The Call, The Ordeal, The Road Back – The Hero’s/Heroine’s Journey

The Call, The Ordeal, The Road Back – The Hero’s/Heroine’s Journey


Myths and archetypes. They have always fascinated me.

The Hero’s Journey.

Liz Gilbert and Oprah talked this week on Super Soul Sunday, about the calling that everyone (yes everyone) gets to embark on their own Hero’s journey, and how women have no female role models to emulate.

Through the ages, the Hero’s have all been men; leaving us women home, waiting, keeping the home fires burning, and having the babies; so you can imagine, that leaves us no female hero’s for us to follow..
Think Luke Skywalker, Odysseus, Harry Potter.

I feel that less and less. the older I get. I know brave, dynamic woman who are on their own Hero’s Journey. I know I’m in the midst of mine.
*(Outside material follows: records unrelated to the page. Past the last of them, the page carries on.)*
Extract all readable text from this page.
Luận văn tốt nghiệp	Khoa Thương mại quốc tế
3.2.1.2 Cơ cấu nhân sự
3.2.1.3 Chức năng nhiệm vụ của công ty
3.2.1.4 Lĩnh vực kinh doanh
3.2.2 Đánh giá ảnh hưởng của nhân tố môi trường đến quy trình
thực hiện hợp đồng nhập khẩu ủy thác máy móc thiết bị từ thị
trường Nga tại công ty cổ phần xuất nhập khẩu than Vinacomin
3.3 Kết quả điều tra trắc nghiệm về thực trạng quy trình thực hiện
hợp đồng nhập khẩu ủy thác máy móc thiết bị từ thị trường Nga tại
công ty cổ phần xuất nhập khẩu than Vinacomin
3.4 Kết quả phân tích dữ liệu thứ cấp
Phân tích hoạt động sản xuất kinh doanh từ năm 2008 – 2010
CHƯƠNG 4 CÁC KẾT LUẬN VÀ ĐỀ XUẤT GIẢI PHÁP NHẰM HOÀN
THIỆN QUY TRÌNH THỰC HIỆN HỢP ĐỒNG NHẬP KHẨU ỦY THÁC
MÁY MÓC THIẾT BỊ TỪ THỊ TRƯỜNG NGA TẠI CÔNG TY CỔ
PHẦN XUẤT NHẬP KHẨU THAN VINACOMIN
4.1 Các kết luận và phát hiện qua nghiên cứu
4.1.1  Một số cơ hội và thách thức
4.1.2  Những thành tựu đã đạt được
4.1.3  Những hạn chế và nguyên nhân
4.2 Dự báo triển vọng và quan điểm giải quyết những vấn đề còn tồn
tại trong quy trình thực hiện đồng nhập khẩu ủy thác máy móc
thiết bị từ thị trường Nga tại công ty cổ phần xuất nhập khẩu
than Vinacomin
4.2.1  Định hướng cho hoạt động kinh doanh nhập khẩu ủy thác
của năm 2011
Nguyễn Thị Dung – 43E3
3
You could say I’m a late bloomer.
I stayed in REFUSAL OF THE CALL for twenty years, lost in the game, so I have a lot of catching up to do.
I’d say I’m in the thick of it right now, TESTS, ALLIES AND ENEMIES (see list below.)
I’d better get cracking’

I think that we are starting to see heroic female role models on the bigger stage; I’m thinking Malala Yousafzai in real life, and Katniss Everdeen in literature and on the big screen.
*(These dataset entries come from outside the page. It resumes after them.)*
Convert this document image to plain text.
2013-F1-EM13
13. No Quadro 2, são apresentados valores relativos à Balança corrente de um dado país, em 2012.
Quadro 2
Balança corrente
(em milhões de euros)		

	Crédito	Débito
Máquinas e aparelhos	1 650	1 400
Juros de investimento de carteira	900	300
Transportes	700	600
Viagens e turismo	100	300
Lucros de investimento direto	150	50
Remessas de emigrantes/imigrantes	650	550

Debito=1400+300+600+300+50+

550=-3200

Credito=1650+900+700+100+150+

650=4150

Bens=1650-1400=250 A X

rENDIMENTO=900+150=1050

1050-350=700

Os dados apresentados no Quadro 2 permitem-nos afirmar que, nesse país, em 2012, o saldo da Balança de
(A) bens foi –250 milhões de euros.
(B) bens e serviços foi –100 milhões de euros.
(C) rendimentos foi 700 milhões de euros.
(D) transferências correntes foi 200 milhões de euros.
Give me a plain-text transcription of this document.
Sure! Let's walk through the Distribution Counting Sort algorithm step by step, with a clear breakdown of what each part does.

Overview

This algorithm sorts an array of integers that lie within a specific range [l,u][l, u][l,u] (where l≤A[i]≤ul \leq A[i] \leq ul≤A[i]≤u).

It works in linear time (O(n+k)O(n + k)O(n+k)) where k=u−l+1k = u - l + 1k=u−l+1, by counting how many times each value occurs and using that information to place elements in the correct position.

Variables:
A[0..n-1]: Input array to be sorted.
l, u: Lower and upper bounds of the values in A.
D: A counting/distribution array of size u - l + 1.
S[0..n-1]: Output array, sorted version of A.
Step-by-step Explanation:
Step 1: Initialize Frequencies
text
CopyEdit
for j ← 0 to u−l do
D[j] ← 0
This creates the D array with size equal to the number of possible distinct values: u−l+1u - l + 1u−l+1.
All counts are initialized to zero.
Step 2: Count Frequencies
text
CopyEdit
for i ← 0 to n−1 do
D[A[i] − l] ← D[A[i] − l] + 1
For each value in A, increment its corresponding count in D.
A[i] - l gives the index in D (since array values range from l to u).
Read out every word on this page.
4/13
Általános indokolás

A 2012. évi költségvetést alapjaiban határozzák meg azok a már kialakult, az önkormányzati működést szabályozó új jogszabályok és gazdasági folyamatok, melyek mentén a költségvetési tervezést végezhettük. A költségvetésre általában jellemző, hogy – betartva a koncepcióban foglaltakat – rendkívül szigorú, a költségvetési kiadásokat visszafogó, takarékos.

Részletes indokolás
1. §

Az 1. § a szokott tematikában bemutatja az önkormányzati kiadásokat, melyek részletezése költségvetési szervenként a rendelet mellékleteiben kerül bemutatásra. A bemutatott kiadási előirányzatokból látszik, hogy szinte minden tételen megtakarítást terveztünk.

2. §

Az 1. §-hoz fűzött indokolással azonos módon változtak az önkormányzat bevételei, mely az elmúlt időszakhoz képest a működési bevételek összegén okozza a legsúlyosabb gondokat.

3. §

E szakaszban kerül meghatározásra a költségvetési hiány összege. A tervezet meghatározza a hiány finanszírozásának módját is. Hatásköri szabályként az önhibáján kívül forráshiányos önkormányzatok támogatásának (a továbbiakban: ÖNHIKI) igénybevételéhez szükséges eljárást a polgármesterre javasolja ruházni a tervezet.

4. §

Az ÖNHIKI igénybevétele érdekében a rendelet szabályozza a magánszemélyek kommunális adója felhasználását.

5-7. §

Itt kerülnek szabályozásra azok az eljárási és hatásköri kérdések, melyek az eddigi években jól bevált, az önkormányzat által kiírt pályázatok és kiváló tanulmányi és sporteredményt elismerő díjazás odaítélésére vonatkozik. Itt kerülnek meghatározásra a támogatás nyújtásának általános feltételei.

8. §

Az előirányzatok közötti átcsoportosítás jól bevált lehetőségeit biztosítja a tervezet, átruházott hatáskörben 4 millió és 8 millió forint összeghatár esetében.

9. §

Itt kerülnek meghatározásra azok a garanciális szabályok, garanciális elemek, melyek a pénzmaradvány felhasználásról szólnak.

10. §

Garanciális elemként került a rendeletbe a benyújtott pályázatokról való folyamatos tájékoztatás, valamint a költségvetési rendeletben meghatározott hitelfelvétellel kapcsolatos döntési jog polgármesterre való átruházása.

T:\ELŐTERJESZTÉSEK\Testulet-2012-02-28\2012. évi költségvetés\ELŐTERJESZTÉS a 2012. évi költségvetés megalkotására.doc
Inside popular culture, we can document our paths for the girls and women who follow, so that we leave a legacy behind for them: The Heroine’s Journey.

The Hero’s Journey Outline
The Hero’s Journey is a pattern of narrative identified by the American scholar Joseph Campbell that appears in drama, storytelling, myth, religious ritual, and psychological development. It describes the typical adventure of the archetype known as The Hero, the person who goes out and achieves great deeds on behalf of the group, tribe, or civilization.

Its stages are:
1. THE ORDINARY WORLD. The hero, uneasy, uncomfortable or unaware, is introduced sympathetically so the audience can identify with the situation or dilemma. The hero is shown against a background of environment, heredity, and personal history. Some kind of polarity in the hero’s life is pulling in different directions and causing stress.
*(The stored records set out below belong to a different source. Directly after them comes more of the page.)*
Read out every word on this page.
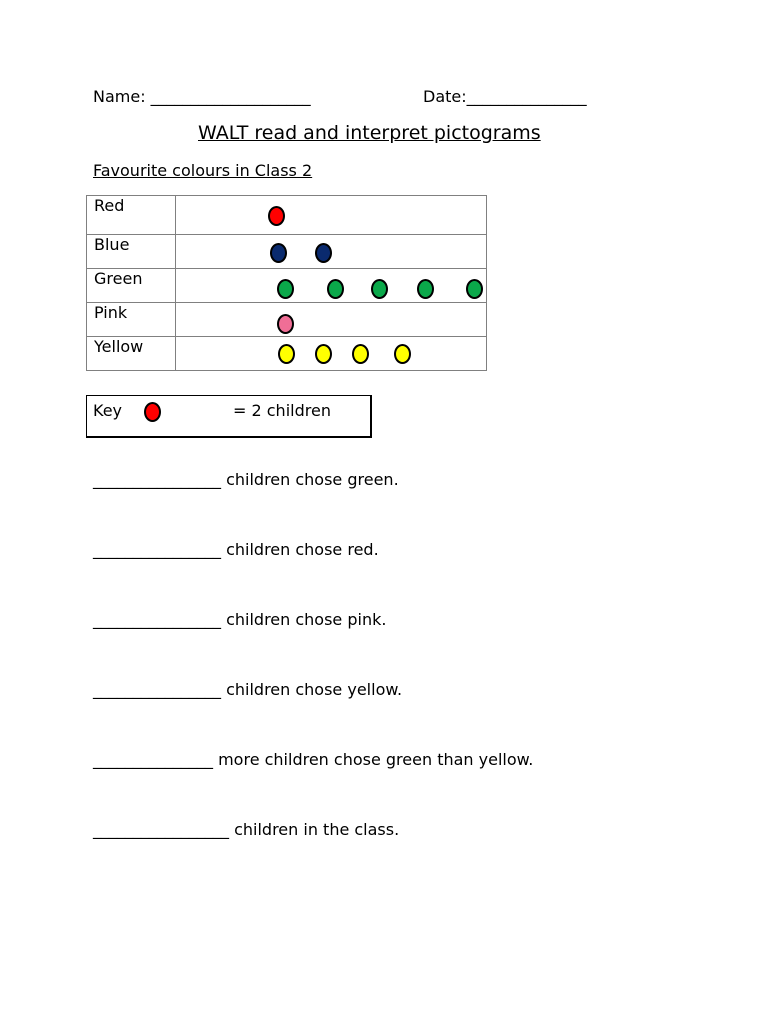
Name: ____________________	Date:_______________
WALT read and interpret pictograms
Favourite colours in Class 2
Red	

Blue	

Green	

Pink	

Yellow	

Key	= 2 children
________________ children chose green.
________________ children chose red.
________________ children chose pink.
________________ children chose yellow.
_______________ more children chose green than yellow.
_________________ children in the class.
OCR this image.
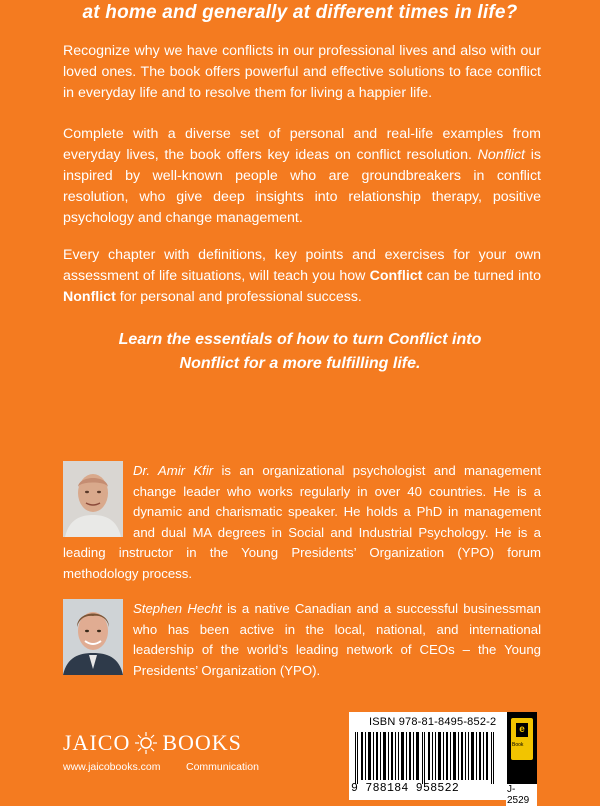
at home and generally at different times in life?

Recognize why we have conflicts in our professional lives and also with our loved ones. The book offers powerful and effective solutions to face conflict in everyday life and to resolve them for living a happier life.

Complete with a diverse set of personal and real-life examples from everyday lives, the book offers key ideas on conflict resolution. Nonflict is inspired by well-known people who are groundbreakers in conflict resolution, who give deep insights into relationship therapy, positive psychology and change management.

Every chapter with definitions, key points and exercises for your own assessment of life situations, will teach you how Conflict can be turned into Nonflict for personal and professional success.

Learn the essentials of how to turn Conflict into
Nonflict for a more fulfilling life.

Dr. Amir Kfir is an organizational psychologist and management change leader who works regularly in over 40 countries. He is a dynamic and charismatic speaker. He holds a PhD in management and dual MA degrees in Social and Industrial Psychology. He is a leading instructor in the Young Presidents’ Organization (YPO) forum methodology process.

Stephen Hecht is a native Canadian and a successful businessman who has been active in the local, national, and international leadership of the world’s leading network of CEOs – the Young Presidents’ Organization (YPO).

JAICO BOOKS
www.jaicobooks.com Communication
ISBN 978-81-8495-852-2
9 788184 958522
e
Book
J-2529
  1. THE CALL TO ADVENTURE. Something shakes up the situation, either from external pressures or from something rising up from deep within, so the hero must face the beginnings of change.

  2. REFUSAL OF THE CALL. The hero feels the fear of the unknown and tries to turn away from the adventure, however briefly. Alternately, another character may express the uncertainty and danger ahead.

  3. MEETING WITH THE MENTOR. The hero comes across a seasoned traveler of the worlds who gives him or her training, equipment, or advice that will help on the journey. Or the hero reaches within to a source of courage and wisdom.

  4. CROSSING THE THRESHOLD. At the end of Act One, the hero commits to leaving the Ordinary World and entering a new region or condition with unfamiliar rules and values.

  5. TESTS, ALLIES AND ENEMIES. The hero is tested and sorts out allegiances in the Special World.

  6. APPROACH. The hero and newfound allies prepare for the major challenge in the Special world.

  7. THE ORDEAL. Near the middle of the story, the hero enters a central space in the Special World and confronts death or faces his or her greatest fear. Out of the moment of death comes a new life.

  8. THE REWARD. The hero takes possession of the treasure won by facing death. There may be celebration, but there is also danger of losing the treasure again.

  9. THE ROAD BACK. About three-fourths of the way through the story, the hero is driven to complete the adventure, leaving the Special World to be sure the treasure is brought home. Often a chase scene signals the urgency and danger of the mission.

  10. THE RESURRECTION. At the climax, the hero is severely tested once more on the threshold of home. He or she is purified by a last sacrifice, another moment of death and rebirth, but on a higher and more complete level. By the hero’s action, the polarities that were in conflict at the beginning are finally resolved.

  11. RETURN WITH THE ELIXIR. The hero returns home or continues the journey, bearing some element of the treasure that has the power to transform the world as the hero has been transformed.

What do you think? Does this resonate? Ladies, where are you in your journey, right now?


  • bwcarey says:

    great way to lay out the story, but your right, female hero’s were never encouraged, they were take for granted, ask mother, but the one thing to remember, is the women who make it, the mothers who raise children against the odds, Joan of Arc, Madonna, the world is being led by the instinct of women, as they seem to be overtaking men all over the world, i’m a man, i can’t understand why they waited so long, great post, blessings

    • jbertolus says:

      Thank you so much. Although I believe in right timing and all that, I have to agree with you. what’s taken us so long! The time is now.